Class WARC018Collection

  • All Implemented Interfaces:
    java.io.Closeable, java.lang.AutoCloseable, Collection
    Direct Known Subclasses:
    WARC10Collection

    public class WARC018Collection
    extends MultiDocumentFileCollection
    implements Collection
    This object is used to parse WARC format web crawls, 0.18. The precise Document class to be used can be specified with the trec.document.class property.

    Properties

    • trec.document.class the Document class to parse individual documents (defaults to TaggedDocument).
    • warc018collection.force.utf8 - should UTF8 encoding be assumed throughout. Defaults to false.
    • warc018collection.header.docno - what header has the thing to be used as docno? Defaults to warc-trec-id.
    • warc018collection.header.url - what header has the thing to be used as url?

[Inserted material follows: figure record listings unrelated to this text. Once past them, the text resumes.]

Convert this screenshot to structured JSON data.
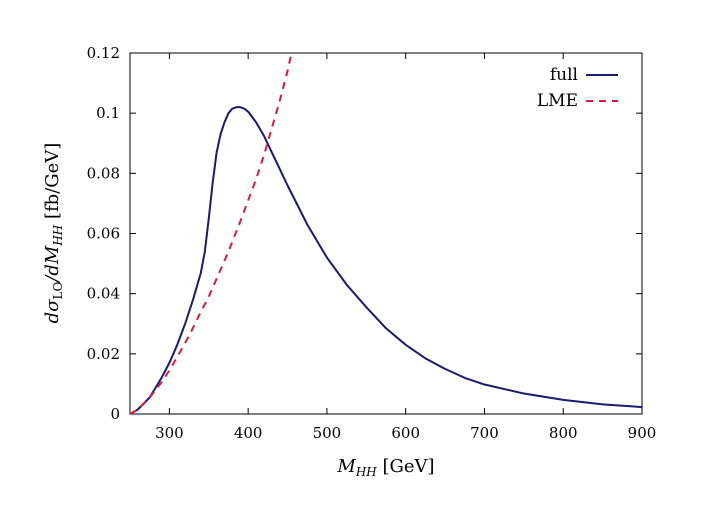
{
  "chart_data": {
    "type": "line",
    "title": "",
    "xlabel": {
      "sym": "M",
      "sub": "HH",
      "unit": " [GeV]"
    },
    "ylabel": {
      "d1": "d",
      "sigma": "σ",
      "sub": "LO",
      "slash": "/d",
      "M": "M",
      "sub2": "HH",
      "unit": " [fb/GeV]"
    },
    "xlim": [
      250,
      900
    ],
    "ylim": [
      0,
      0.12
    ],
    "x_ticks": [
      300,
      400,
      500,
      600,
      700,
      800,
      900
    ],
    "y_ticks": [
      0,
      0.02,
      0.04,
      0.06,
      0.08,
      0.1,
      0.12
    ],
    "x_tick_labels": [
      "300",
      "400",
      "500",
      "600",
      "700",
      "800",
      "900"
    ],
    "y_tick_labels": [
      "0",
      "0.02",
      "0.04",
      "0.06",
      "0.08",
      "0.1",
      "0.12"
    ],
    "grid": false,
    "legend_position": "top-right",
    "series": [
      {
        "name": "full",
        "color": "#1a1a6e",
        "style": "solid",
        "x": [
          250,
          260,
          275,
          290,
          300,
          310,
          320,
          330,
          340,
          345,
          350,
          355,
          360,
          365,
          370,
          375,
          380,
          385,
          390,
          395,
          400,
          410,
          420,
          430,
          440,
          450,
          475,
          500,
          525,
          550,
          575,
          600,
          625,
          650,
          675,
          700,
          750,
          800,
          850,
          900
        ],
        "y": [
          0.0,
          0.0015,
          0.0055,
          0.012,
          0.017,
          0.023,
          0.03,
          0.038,
          0.047,
          0.054,
          0.065,
          0.077,
          0.087,
          0.093,
          0.097,
          0.1,
          0.1015,
          0.102,
          0.102,
          0.1015,
          0.1005,
          0.097,
          0.0925,
          0.087,
          0.0815,
          0.076,
          0.063,
          0.052,
          0.043,
          0.0355,
          0.0285,
          0.023,
          0.0185,
          0.015,
          0.012,
          0.0098,
          0.0068,
          0.0047,
          0.0032,
          0.0023
        ]
      },
      {
        "name": "LME",
        "color": "#d81b3c",
        "style": "dashed",
        "x": [
          250,
          260,
          275,
          290,
          300,
          310,
          325,
          340,
          350,
          360,
          375,
          390,
          400,
          410,
          420,
          430,
          440,
          450,
          455
        ],
        "y": [
          0.0,
          0.0015,
          0.0055,
          0.0105,
          0.0145,
          0.019,
          0.026,
          0.034,
          0.039,
          0.045,
          0.054,
          0.064,
          0.071,
          0.078,
          0.086,
          0.095,
          0.104,
          0.114,
          0.12
        ]
      }
    ]
  }
}
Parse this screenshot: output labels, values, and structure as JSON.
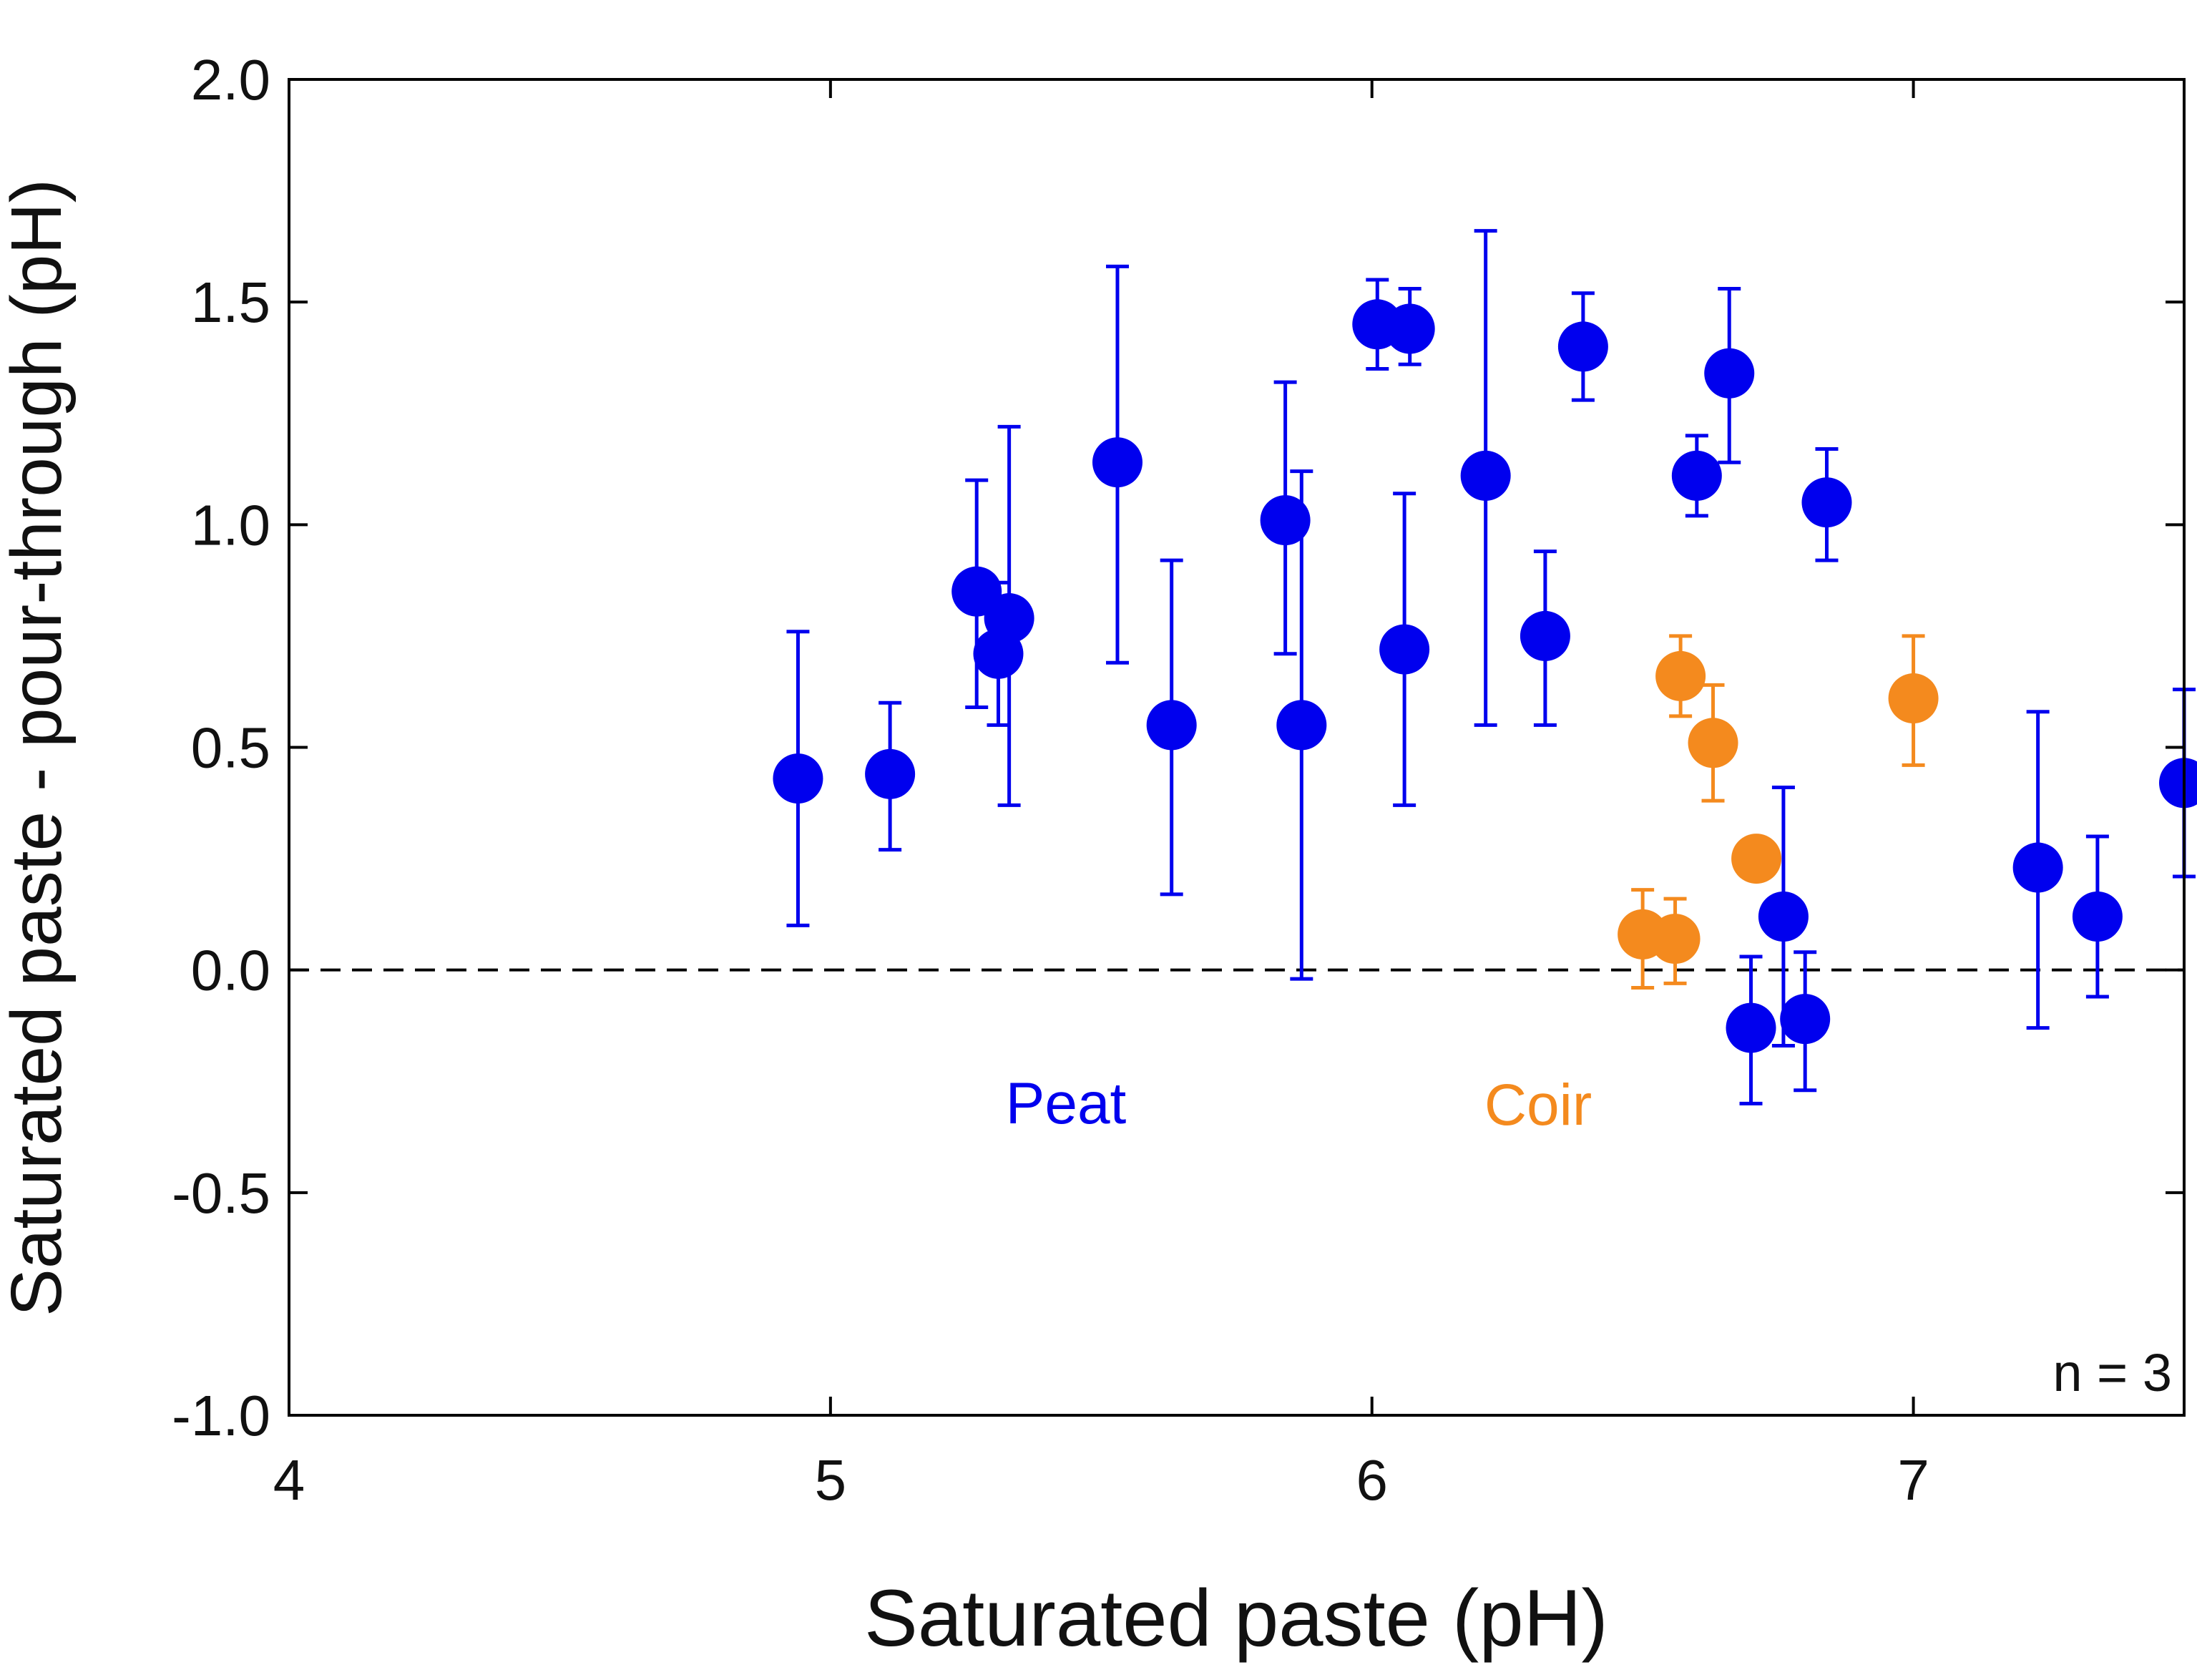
{
  "colors": {
    "peat": "#0000ee",
    "coir": "#f48a1e",
    "axis": "#000000",
    "reference_line": "#000000"
  },
  "chart_data": {
    "type": "scatter",
    "title": "",
    "xlabel": "Saturated paste (pH)",
    "ylabel": "Saturated paste - pour-through (pH)",
    "xlim": [
      4,
      7.5
    ],
    "ylim": [
      -1.0,
      2.0
    ],
    "xticks": [
      4,
      5,
      6,
      7
    ],
    "xtick_labels": [
      "4",
      "5",
      "6",
      "7"
    ],
    "yticks": [
      -1.0,
      -0.5,
      0.0,
      0.5,
      1.0,
      1.5,
      2.0
    ],
    "ytick_labels": [
      "-1.0",
      "-0.5",
      "0.0",
      "0.5",
      "1.0",
      "1.5",
      "2.0"
    ],
    "grid": false,
    "reference_line": {
      "y": 0.0,
      "style": "dashed"
    },
    "annotations": [
      {
        "text": "Peat",
        "series": "Peat"
      },
      {
        "text": "Coir",
        "series": "Coir"
      },
      {
        "text": "n = 3",
        "placement": "bottom-right"
      }
    ],
    "series": [
      {
        "name": "Peat",
        "color": "#0000ee",
        "points": [
          {
            "x": 4.94,
            "y": 0.43,
            "lo": 0.1,
            "hi": 0.76
          },
          {
            "x": 5.11,
            "y": 0.44,
            "lo": 0.27,
            "hi": 0.6
          },
          {
            "x": 5.27,
            "y": 0.85,
            "lo": 0.59,
            "hi": 1.1
          },
          {
            "x": 5.31,
            "y": 0.71,
            "lo": 0.55,
            "hi": 0.87
          },
          {
            "x": 5.33,
            "y": 0.79,
            "lo": 0.37,
            "hi": 1.22
          },
          {
            "x": 5.53,
            "y": 1.14,
            "lo": 0.69,
            "hi": 1.58
          },
          {
            "x": 5.63,
            "y": 0.55,
            "lo": 0.17,
            "hi": 0.92
          },
          {
            "x": 5.84,
            "y": 1.01,
            "lo": 0.71,
            "hi": 1.32
          },
          {
            "x": 5.87,
            "y": 0.55,
            "lo": -0.02,
            "hi": 1.12
          },
          {
            "x": 6.01,
            "y": 1.45,
            "lo": 1.35,
            "hi": 1.55
          },
          {
            "x": 6.06,
            "y": 0.72,
            "lo": 0.37,
            "hi": 1.07
          },
          {
            "x": 6.07,
            "y": 1.44,
            "lo": 1.36,
            "hi": 1.53
          },
          {
            "x": 6.21,
            "y": 1.11,
            "lo": 0.55,
            "hi": 1.66
          },
          {
            "x": 6.32,
            "y": 0.75,
            "lo": 0.55,
            "hi": 0.94
          },
          {
            "x": 6.39,
            "y": 1.4,
            "lo": 1.28,
            "hi": 1.52
          },
          {
            "x": 6.6,
            "y": 1.11,
            "lo": 1.02,
            "hi": 1.2
          },
          {
            "x": 6.66,
            "y": 1.34,
            "lo": 1.14,
            "hi": 1.53
          },
          {
            "x": 6.7,
            "y": -0.13,
            "lo": -0.3,
            "hi": 0.03
          },
          {
            "x": 6.76,
            "y": 0.12,
            "lo": -0.17,
            "hi": 0.41
          },
          {
            "x": 6.8,
            "y": -0.11,
            "lo": -0.27,
            "hi": 0.04
          },
          {
            "x": 6.84,
            "y": 1.05,
            "lo": 0.92,
            "hi": 1.17
          },
          {
            "x": 7.23,
            "y": 0.23,
            "lo": -0.13,
            "hi": 0.58
          },
          {
            "x": 7.34,
            "y": 0.12,
            "lo": -0.06,
            "hi": 0.3
          },
          {
            "x": 7.5,
            "y": 0.42,
            "lo": 0.21,
            "hi": 0.63
          }
        ]
      },
      {
        "name": "Coir",
        "color": "#f48a1e",
        "points": [
          {
            "x": 6.5,
            "y": 0.08,
            "lo": -0.04,
            "hi": 0.18
          },
          {
            "x": 6.56,
            "y": 0.07,
            "lo": -0.03,
            "hi": 0.16
          },
          {
            "x": 6.57,
            "y": 0.66,
            "lo": 0.57,
            "hi": 0.75
          },
          {
            "x": 6.63,
            "y": 0.51,
            "lo": 0.38,
            "hi": 0.64
          },
          {
            "x": 6.71,
            "y": 0.25,
            "lo": 0.25,
            "hi": 0.25
          },
          {
            "x": 7.0,
            "y": 0.61,
            "lo": 0.46,
            "hi": 0.75
          }
        ]
      }
    ]
  }
}
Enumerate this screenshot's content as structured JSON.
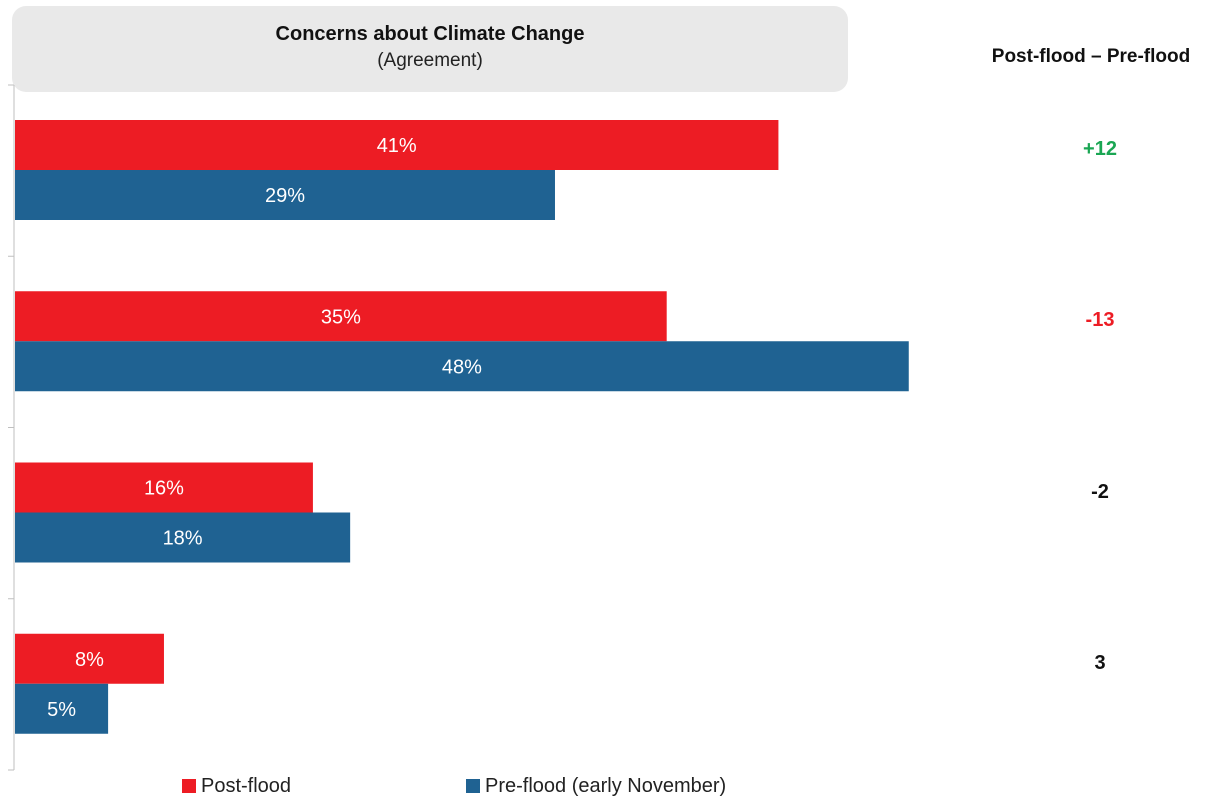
{
  "header": {
    "title": "Concerns about Climate Change",
    "subtitle": "(Agreement)",
    "diff_title": "Post-flood – Pre-flood"
  },
  "colors": {
    "post_flood": "#ed1c24",
    "pre_flood": "#1f6292",
    "positive": "#1aa653",
    "negative": "#ed1c24",
    "neutral": "#111111"
  },
  "chart_data": {
    "type": "bar",
    "orientation": "horizontal",
    "categories": [
      "",
      "",
      "",
      ""
    ],
    "series": [
      {
        "name": "Post-flood",
        "values": [
          41,
          35,
          16,
          8
        ]
      },
      {
        "name": "Pre-flood (early November)",
        "values": [
          29,
          48,
          18,
          5
        ]
      }
    ],
    "value_labels": {
      "post_flood": [
        "41%",
        "35%",
        "16%",
        "8%"
      ],
      "pre_flood": [
        "29%",
        "48%",
        "18%",
        "5%"
      ]
    },
    "xlim": [
      0,
      50
    ],
    "legend_position": "bottom",
    "grid": false
  },
  "differences": [
    {
      "label": "+12",
      "tone": "positive"
    },
    {
      "label": "-13",
      "tone": "negative"
    },
    {
      "label": "-2",
      "tone": "neutral"
    },
    {
      "label": "3",
      "tone": "neutral"
    }
  ],
  "legend": {
    "post_flood": "Post-flood",
    "pre_flood": "Pre-flood (early November)"
  }
}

Defaults to warc-target-url.
    Author:
    Craig Macdonald
    • Field Detail

      • currentDocumentBlobLength

        protected long currentDocumentBlobLength
        the length of the blob containing the document data
      • warc_docno_header

        protected final java.lang.String warc_docno_header
        what header for the docno document metadata
      • warc_url_header

        protected final java.lang.String warc_url_header
        what header for the url document metadata
      • warc_crawldate_header

        protected final java.lang.String warc_crawldate_header
        what header for the crawldate document metadata
      • readLineByteCount

        protected int readLineByteCount
    • Constructor Detail

      • WARC018Collection

        public WARC018Collection()
      • WARC018Collection

        public WARC018Collection​(java.io.InputStream input)
      • WARC018Collection

        public WARC018Collection​(java.lang.String CollectionSpecFilename)
      • WARC018Collection

        public WARC018Collection​(java.util.List<java.lang.String> files)
      • WARC018Collection

        public WARC018Collection​(java.util.List<java.lang.String> files,
                                 java.lang.String TagSet,
                                 java.lang.String BlacklistSpecFilename,
                                 java.lang.String ignored)
      • WARC018Collection

        public WARC018Collection​(java.lang.String CollectionSpecFilename,
                                 java.lang.String TagSet,
                                 java.lang.String BlacklistSpecFilename,
                                 java.lang.String ignored)
    • Method Detail

      • nextDocument

        public boolean nextDocument()
        Move the collection to the start of the next document.
        Specified by:
        nextDocument in interface Collection
        Specified by:
        nextDocument in class MultiDocumentFileCollection
        Returns:
        boolean true if there exists another document in the collection, otherwise it returns false.
      • getDocid

        public java.lang.String getDocid()
        Get the String document identifier of the current document.
      • parseHeaders

        protected int parseHeaders​(boolean requireContentLength)
                            throws java.io.IOException
        Throws:
        java.io.IOException
      • readLine

        protected java.lang.String readLine()
                                     throws java.io.IOException
        read a line from the currently open InputStream is
        Throws:
        java.io.IOException
      • parseDate

        protected static final java.lang.String parseDate​(java.lang.String date)